Solving for x: sqrt(x^2-x-10) = 10 + sqrt(x^2-11x)

[martinrandau]

I have a problem of where to start on this equation.

sqrt(x^2-x-10) = 10 + sqrt(x^2 - 11x)

Solve for x.

 

[TD]

Square both sides, you'll get another square root on the RHS, isolate it on one side and square both sides again. Then you lost all square roots and you'll be able to solve.

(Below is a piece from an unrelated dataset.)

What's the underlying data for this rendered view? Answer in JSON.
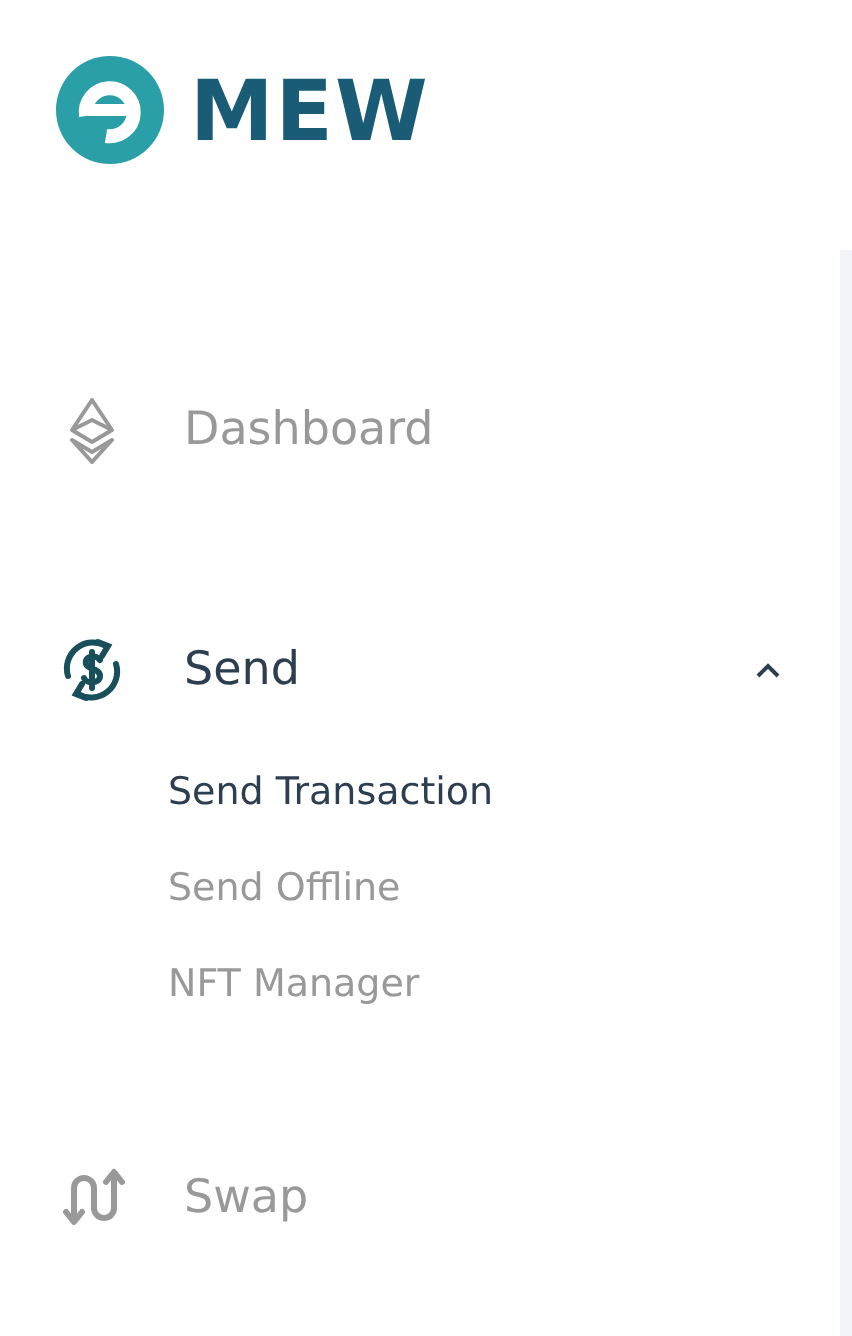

Note: by squaring you may introduce new solutions. You'll have to check those, each expression under a root can't be negative, so cancel out false solutions.

 

[bomba923]

Just expanding on what TD said,

\sqrt {x^2 - x - 10} = 10 + \sqrt {x^2 - 11x} \Rightarrow x^2 - x - 10 = 100 + 20\sqrt {x^2 - 11x} + x^2 - 11x \Rightarrow

x - 11 = 2\sqrt {x^2 - 11x} \Rightarrow 3x^2 - 22x - 121 = 0 \Rightarrow x = \frac{{22 \pm \sqrt {22^2 + 1452} }}{6} \Rightarrow x = \left\{ { - \frac{{11}}{3},11} \right\}

However, you probably want *\boxed{x = 11}* because -11 / 3 won't work!

Why? Because squaring x - 11 = 2\sqrt {x^2 - 11x} introduces false solutions!